Should all NSAIDS be avoided in patients with aspirin reactions?
Most aspirin and NSAID reactions AREN’T immune-mediated or TRUE allergies. Most are sensitivities due to inhibition of COX-1 which triggers leukotriene productions…leading to bronchospasm, hives, etc.
Patients with aspirin sensitivity are usually also sensitive to NONselective NSAIDS such as ibuprofen, naproxen, ketorolac, etc. Avoid nonselective NSAIDS in these patients. Consider these alternatives for patients with aspirin sensitivity.
Acetaminophen or salsalate weakly inhibit COX-1 but cross-sensitivity with aspirin usually isn’t a problem at a lower dose. Try up to 650mg/dose of acetaminophen and 1500mg/dose of salsalate for people with aspirin sensitivity.
Celecoxib (Celebrex) prescribing info discourages using it in patients with aspirin sensitivity. But cross-sensitivity is rare..because it’s COX-2 selective.

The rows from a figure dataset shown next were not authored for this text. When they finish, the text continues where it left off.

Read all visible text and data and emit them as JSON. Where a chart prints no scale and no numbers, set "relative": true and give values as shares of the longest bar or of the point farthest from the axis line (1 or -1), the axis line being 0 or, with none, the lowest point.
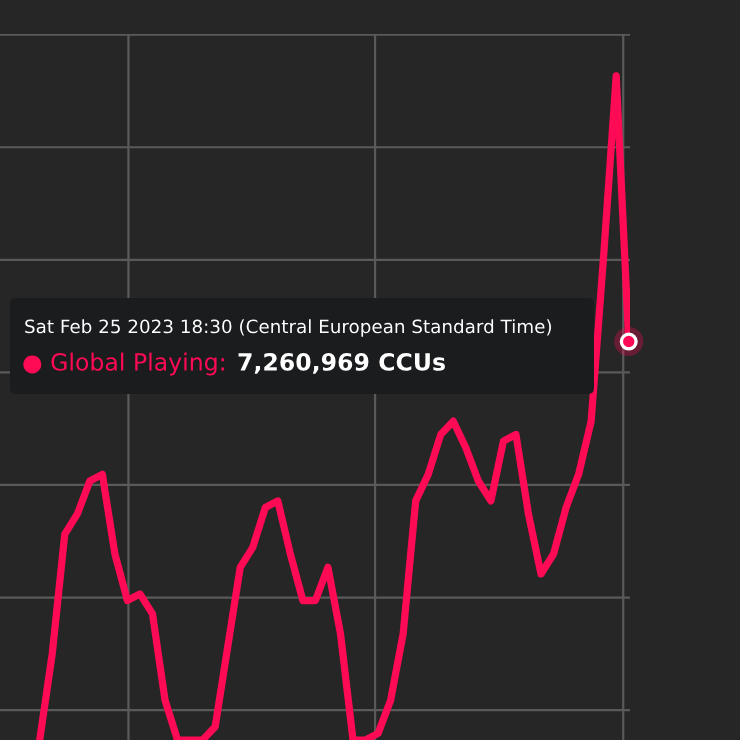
{
  "chart_data": {
    "type": "line",
    "relative": true,
    "grid": true,
    "categories": [
      null,
      null,
      null,
      null,
      null,
      null,
      null,
      null,
      null,
      null,
      null,
      null,
      null,
      null,
      null,
      null,
      null,
      null,
      null,
      null,
      null,
      null,
      null,
      null,
      null,
      null,
      null,
      null,
      null,
      null,
      null,
      null,
      null,
      null,
      null,
      null,
      null,
      null,
      null,
      null,
      null,
      null,
      null,
      null,
      null,
      null,
      null,
      null
    ],
    "series": [
      {
        "color": "#ff0a55",
        "values": [
          0.0,
          0.13,
          0.31,
          0.34,
          0.39,
          0.4,
          0.28,
          0.21,
          0.22,
          0.19,
          0.06,
          0.0,
          0.0,
          0.0,
          0.02,
          0.14,
          0.26,
          0.29,
          0.35,
          0.36,
          0.28,
          0.21,
          0.21,
          0.26,
          0.16,
          0.0,
          0.0,
          0.01,
          0.06,
          0.16,
          0.36,
          0.4,
          0.46,
          0.48,
          0.44,
          0.39,
          0.36,
          0.45,
          0.46,
          0.34,
          0.25,
          0.28,
          0.35,
          0.4,
          0.48,
          0.73,
          1.0,
          0.6
        ]
      }
    ],
    "annotations": [
      "Sat Feb 25 2023 18:30 (Central European Standard Time)",
      "● Global Playing:",
      "7,260,969 CCUs"
    ]
  }
}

Meloxicam (Mobic, etc) is COX-2 selective at low doses but loses selectivity at high doses. Try up to 7.5 mg/day for meloxicam.
Consider giving the first dose of these alternatives in your office in case there’s a reaction or refer patients to an allergist.
Occasionally a reaction to aspirin is immune-mediated. In this case, it’s usually okay to use an NSAID because its chemical structure is different from aspirin.
The problem is that it’s hard to distinguish between aspirin sensitivity and a true allergy. When in doubt, refer these patients to an allergist for evaluation.